Friday, July 17, 2009
One Year Later
Wednesday, June 17, 2009
Thursday, June 04, 2009
Why does that look so familiar?
Tuesday, June 02, 2009
According to plan
Thursday, April 02, 2009
See you in the next life
- Hell Notes. The preferred currency of the afterlife. Exchange rate roughly RM1.50 to one stack of I dunno, three hundred notes.
- Hell Pavilion laptops. HP can't be too happy about that.
- Cars. Chinese folk love auspicious number plates. Anything with 3, 6 or 8 is good. You can customise these with a marker pen.
- Electric massage chairs.
- Safes. Gotta put all those Hell Notes somewhere.
- Louis Vuitton Bags. Yup, still the monogram version. Also, you got all those Hell Notes. You gotta spend em on something.
- Guinness.
- Toiletry Bags. Toothpaste and tongue scrapers.
Two years ago, one of my uncles joked that the trend now was to burn petrol kiosks so the deceased could actually drive the cars your burned them. Similarly, there wasn't much point burning a swanky house if you didn't include a staff of maids to help maintain it.

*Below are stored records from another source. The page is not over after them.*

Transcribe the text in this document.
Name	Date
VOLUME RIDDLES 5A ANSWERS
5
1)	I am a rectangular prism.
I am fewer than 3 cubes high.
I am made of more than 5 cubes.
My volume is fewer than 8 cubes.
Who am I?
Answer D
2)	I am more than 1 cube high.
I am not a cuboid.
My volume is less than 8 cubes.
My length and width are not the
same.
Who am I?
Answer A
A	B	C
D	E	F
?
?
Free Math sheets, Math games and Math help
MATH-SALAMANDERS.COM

I wonder if the Global Recession we're going through affects them. It should shouldn't it? After all, we're the ones running out of money to burn. Doesn't that make their economy linked to ours? Or do they have their own leaders working on stimulus packages?
This year though, something else caught my eye.
Among the myriad burnt offerings for sale, are schoolbags. Complete with pencil case, and cartoon characters on the front. Only kids need those.
Wednesday, March 25, 2009
And still people stay
Within the employed universe, my job isn't the hardest. Not even close.
Doctors Without Borders.
Missionary in the Congo.
Dude Cleaning Toilets.
Dude Making 3-Foot Buddha Head Carvings. At a rate of 17 heads each month. By hand.
These are hard jobs. You must come home totally drained.
Nor is it the most pride-swallowing or soul-destroying.
Politician.
Stand-up Comedian.
Clown For Hire.
Dude Selling Encyclopedias Door-to-Door.
Dude Asking You To Sign Up For Any Kind Of Worthy Cause With No Personal Benefit.
In fact, not quitting - especially after I've made these comparisons - is a point of pride. I'm made of better stuff, I shouldn't be ungrateful etc etc.
And at this point in time, quitting just doesn't seem responsible.
I also want to be a writer. Like a writer writer.
Which is perhaps the most common, no...the most cliche job in the world.
So the job I feel like quitting and the job I want are both common.
So, there's nothing special about me either way?
Hold on.
This can't be.
This is terrible.
This is common.
And still people stay.
And I'm becoming one of them.
That's what's terrible.
:'(
Wednesday, March 11, 2009
C'mon boy. Time to go to bed
Monday, February 16, 2009
Say something nice
Friday, February 06, 2009
It's thin ice time
Friday, January 30, 2009
Today, I love you
When I ran about three hours earlier, the streets were clear of MPVs pouring school children onto the kerb. People have decided to stay in, out of respect because clearly, this day belongs to me.
Just 20 minutes ago, the view through my windshield showed the sky, painted the kind of perfectly colour-calibrated blue I’ve only seen in travel magazines. I see an airplane leaving contrail, a sharp line waiting for God’s signature. The sun, surprised to see me on the road so early this morning sends me a wink, achieved by bouncing a ray off the plane’s wing. A solar powered Elvis sparkle smile.
I shouldn’t be looking up, especially not while going at 90km/h. But there are about six cars on the road, all a respectful distance away. My Smart Tag beeps and the automatic arm of the toll booth raises, saluting. G’morning sir.
Five minutes ago, I walk into the office. I’m the only one here. The department is dark. I don’t miss a single one of them. I’m hungry now, and I walk over to my colleague’s cubicle. He seems to have appeared at my whim, almost as if his sole purpose was to offer me company at breakfast.
I’m posting this now, before the mood decays. Next week, the madness returns along with colleagues coming off their Chinese New Year break. They’ll bring with them their resentment and foul mood from having to end the always-too-short vacation. This brief lucid bubble of time punctured rudely by the office’s dominant, manic-depressive self.
But today, job, office, life, I love you.